I don't have any performance numbers handy. I'm not sure if
Microsoft/Azure-team publishes them.
In general, my understanding is that each of them are intended to be
"drop-in replacements". There might be some implementation specific
configuration (e.g. account/billing), but that's it.
James Hughes wrote:
Hi Josh,
Thanks again!
As a follow-up, is any of the information about Accumulo on WASB or ADL
public? I suppose I'm curious about configuration (is it just
plug-and-play?) and performance.
Thanks in advance,
Jim
On Sat, Apr 15, 2017 at 2:25 PM, Josh Elser <josh.el...@gmail.com
<mailto:josh.el...@gmail.com>> wrote:
As I understand it, S3 is currently still a non-starter.
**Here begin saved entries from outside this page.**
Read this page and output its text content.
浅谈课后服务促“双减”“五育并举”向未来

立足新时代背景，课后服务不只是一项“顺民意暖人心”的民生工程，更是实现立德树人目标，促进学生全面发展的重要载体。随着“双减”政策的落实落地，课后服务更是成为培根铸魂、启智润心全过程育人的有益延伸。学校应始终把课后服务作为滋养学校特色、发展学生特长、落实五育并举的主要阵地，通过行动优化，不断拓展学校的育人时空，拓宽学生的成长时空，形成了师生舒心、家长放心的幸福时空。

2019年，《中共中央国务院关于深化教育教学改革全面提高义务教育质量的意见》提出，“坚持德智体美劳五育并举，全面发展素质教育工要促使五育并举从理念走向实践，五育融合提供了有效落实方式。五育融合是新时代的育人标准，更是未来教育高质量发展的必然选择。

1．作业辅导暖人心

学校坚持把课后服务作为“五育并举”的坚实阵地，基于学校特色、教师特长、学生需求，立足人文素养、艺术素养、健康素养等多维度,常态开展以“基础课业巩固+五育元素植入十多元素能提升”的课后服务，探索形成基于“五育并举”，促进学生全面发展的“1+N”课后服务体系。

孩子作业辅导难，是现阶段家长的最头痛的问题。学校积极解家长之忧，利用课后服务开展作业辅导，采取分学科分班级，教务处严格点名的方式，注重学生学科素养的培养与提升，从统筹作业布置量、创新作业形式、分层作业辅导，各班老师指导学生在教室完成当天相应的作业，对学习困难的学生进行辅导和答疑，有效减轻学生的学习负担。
Long term, Amazon may provide some more features to fix the sync
issue. Or, someone can modify Accumulo to support putting rfiles on
s3 exclusively.
Happy to expand on this further if you're curious.
On Apr 14, 2017 15:16, "James Hughes" <jn...@virginia.edu
<mailto:jn...@virginia.edu>> wrote:
Hi Josh,
Thanks! Sounds like Azure's offerings are providing better
performance and sync()'ing over S3? (I.e., is S3 still a no-go
for Accumulo?)
Your description of WebHDFS makes totally sense. I figured
there may be an outside chance that WebHDFS handled or worked
around limitations from S3, etc.
Cheers,
Jim
On Fri, Apr 14, 2017 at 12:47 PM, Josh Elser
<josh.el...@gmail.com <mailto:josh.el...@gmail.com>> wrote:
Hi Jim,
I can say that Accumulo will work on Azure's blob store and
their data
lake store. These are a result of testing I'm involved with at
Hortonworks (dayjob). I know that these filesystems are
tested to an
appropriate degree, proving that they do provide the things that
Accumulo needs.
As a refresher, the things we need from a filesystem are:
performance
(Accumulo's write performance is pretty dominated by I/O) and
durability guarantees (when we call sync() on a file, the
data we just
wrote better be there).
For WebHDFS, I think you would both hurt for performance and
I would
be surprised if it actually provided the durability
correctness. My
understanding is that WebHDFS is more meant to allow
non-Java clients
easy access to HDFS (as a one-off) rather than act as a
fully-fledged
access layer.
- Josh
On Fri, Apr 14, 2017 at 10:16 AM, James Hughes
<jn...@virginia.edu <mailto:jn...@virginia.edu>> wrote:
> Hi all,
>
> I know folks have asked about Accumulo on S3 before (1).
>
> Has anyone tried running Accumulo on Azure's blob storage
or data lake
> solutions (2)? (Or perhaps more generally, has anyone
tried Accumulo on
> WebHDFS?)
>
> As more background, I have deployed Accumulo on HDP
clouds in Azure, and
> that works great. I'm interested in using the blob /
data lake storage for
> benefits with scaling, etc.
>
> Thanks in advance,
>
> Jim
>
> 1.
http://apache-accumulo.1065345.n5.nabble.com/Accumulo-on-s3-td16737.html
<http://apache-accumulo.1065345.n5.nabble.com/Accumulo-on-s3-td16737.html>
> 2.
>
https://docs.microsoft.com/en-us/azure/data-lake-store/data-lake-store-integrate-with-other-services
<https://docs.microsoft.com/en-us/azure/data-lake-store/data-lake-store-integrate-with-other-services>